In computability we define the following basic functions, the zero function, the successor function, and the functions $I_{n,k}(x_1,\ldots,x_n)=x_k$ for $k\leq n$.
Next we define three schemata for generating new functions. We have composition of functions, and we have primitive recursion which states:
If $G\colon\Bbb N^k\to\Bbb N$ and $H\colon\Bbb N^{k+2}\to\Bbb N$, then there exists a unique $F\colon\Bbb N^{k+1}\to\Bbb N$ such that: $$F(\vec x,0)=G(\vec x);\quad F(\vec x,n+1)=H(\vec x,n,F(\vec x,n))$$
And lastly we have the minimization schema, which states that if $F(\vec x,y)$ is a function, then $$G(\vec x)=\min\{y\mid F(\vec x,y)=0\land\forall z<y. F(\vec x,z)\in\Bbb N^+\},$$ is a new function.
The primitive recursive functions are those generated from the basic functions without using minimization, and recursive functions are those generated by using all three schemata.
Now, it is a well-known fact that recursive sets are exactly those which are computable, and those are the sets which are definable by a $\Delta_1$ formula in the language of first-order arithmetic. It is also not hard to show that if a partial function has a graph which is $\Sigma_1$-definable, then the function is recursive, and can be written as a composition and minimization of two primitive recursive functions.

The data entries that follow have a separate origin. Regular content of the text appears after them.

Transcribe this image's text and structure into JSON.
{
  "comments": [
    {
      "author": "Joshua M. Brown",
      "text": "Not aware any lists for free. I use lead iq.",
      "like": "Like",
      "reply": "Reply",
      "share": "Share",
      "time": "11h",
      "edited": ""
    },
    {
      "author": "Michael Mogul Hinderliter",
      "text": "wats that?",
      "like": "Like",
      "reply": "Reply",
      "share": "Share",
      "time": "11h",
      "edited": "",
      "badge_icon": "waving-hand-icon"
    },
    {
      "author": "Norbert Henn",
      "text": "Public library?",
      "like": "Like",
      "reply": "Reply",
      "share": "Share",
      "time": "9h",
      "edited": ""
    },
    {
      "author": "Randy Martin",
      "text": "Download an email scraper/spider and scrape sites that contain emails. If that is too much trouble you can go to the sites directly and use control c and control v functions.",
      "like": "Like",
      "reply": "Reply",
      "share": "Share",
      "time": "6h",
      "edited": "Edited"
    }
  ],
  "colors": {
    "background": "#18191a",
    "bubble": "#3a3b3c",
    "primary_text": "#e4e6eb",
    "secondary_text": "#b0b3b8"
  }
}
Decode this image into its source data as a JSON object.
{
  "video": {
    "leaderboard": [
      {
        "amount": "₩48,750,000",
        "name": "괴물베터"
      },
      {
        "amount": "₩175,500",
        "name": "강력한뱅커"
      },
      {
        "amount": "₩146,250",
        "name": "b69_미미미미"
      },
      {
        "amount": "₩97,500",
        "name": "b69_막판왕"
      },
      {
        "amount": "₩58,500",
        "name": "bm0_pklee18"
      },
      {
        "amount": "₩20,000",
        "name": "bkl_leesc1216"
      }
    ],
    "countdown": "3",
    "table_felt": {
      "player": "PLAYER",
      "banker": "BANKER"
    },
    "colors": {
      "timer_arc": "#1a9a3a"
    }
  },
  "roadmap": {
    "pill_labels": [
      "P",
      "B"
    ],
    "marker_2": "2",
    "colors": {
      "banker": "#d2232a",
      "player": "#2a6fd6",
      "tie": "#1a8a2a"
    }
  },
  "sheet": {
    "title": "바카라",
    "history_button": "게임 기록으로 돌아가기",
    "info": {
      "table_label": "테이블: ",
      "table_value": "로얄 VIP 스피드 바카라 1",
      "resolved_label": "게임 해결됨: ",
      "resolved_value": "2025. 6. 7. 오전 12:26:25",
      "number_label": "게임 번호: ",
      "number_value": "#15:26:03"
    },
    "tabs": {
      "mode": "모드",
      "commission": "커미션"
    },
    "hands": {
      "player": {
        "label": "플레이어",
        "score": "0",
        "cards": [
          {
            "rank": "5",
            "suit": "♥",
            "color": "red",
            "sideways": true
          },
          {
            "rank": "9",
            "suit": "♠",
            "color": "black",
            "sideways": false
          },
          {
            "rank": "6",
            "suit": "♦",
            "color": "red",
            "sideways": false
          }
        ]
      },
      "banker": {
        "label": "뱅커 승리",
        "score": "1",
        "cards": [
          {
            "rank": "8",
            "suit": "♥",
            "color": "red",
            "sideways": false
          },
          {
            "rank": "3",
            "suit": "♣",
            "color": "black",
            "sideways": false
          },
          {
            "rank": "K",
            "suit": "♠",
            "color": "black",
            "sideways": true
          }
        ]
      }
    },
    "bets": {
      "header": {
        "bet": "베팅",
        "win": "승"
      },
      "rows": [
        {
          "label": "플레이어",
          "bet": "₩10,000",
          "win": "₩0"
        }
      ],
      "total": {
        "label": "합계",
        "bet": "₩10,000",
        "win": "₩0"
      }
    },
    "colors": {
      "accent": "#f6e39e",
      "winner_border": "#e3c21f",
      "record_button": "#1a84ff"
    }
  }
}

The basic functions are easily functions which are quantifier free, and the composition schema is easily shown to be preserving $\Sigma_1$-definability, and so does minimization. Therefore in order to show that every recursive function is indeed $\Sigma_1$-definable, we only have to show that the recursion schema preserves $\Sigma_1$-definability.
But how do we do that?
I believe you are asking how to show that the primitive recursion scheme, when applied to $\Sigma^0_1$ functions $G$ and $H$, produces another $\Sigma^0_1$ function $F$.
This is because arithmetic is sufficiently expressive to quantify over finite sequences, and $F(x, n) = k$ if and only if there exists a finite sequence $\sigma$ of length $n+1$ such that $\sigma(0) = G(x)$, $\sigma(n) = k$, and for all $i < n$, $\sigma(i+1) = H(x,i,\sigma(i))$. That sentence gives a $\Sigma^0_1$ definition when formalized.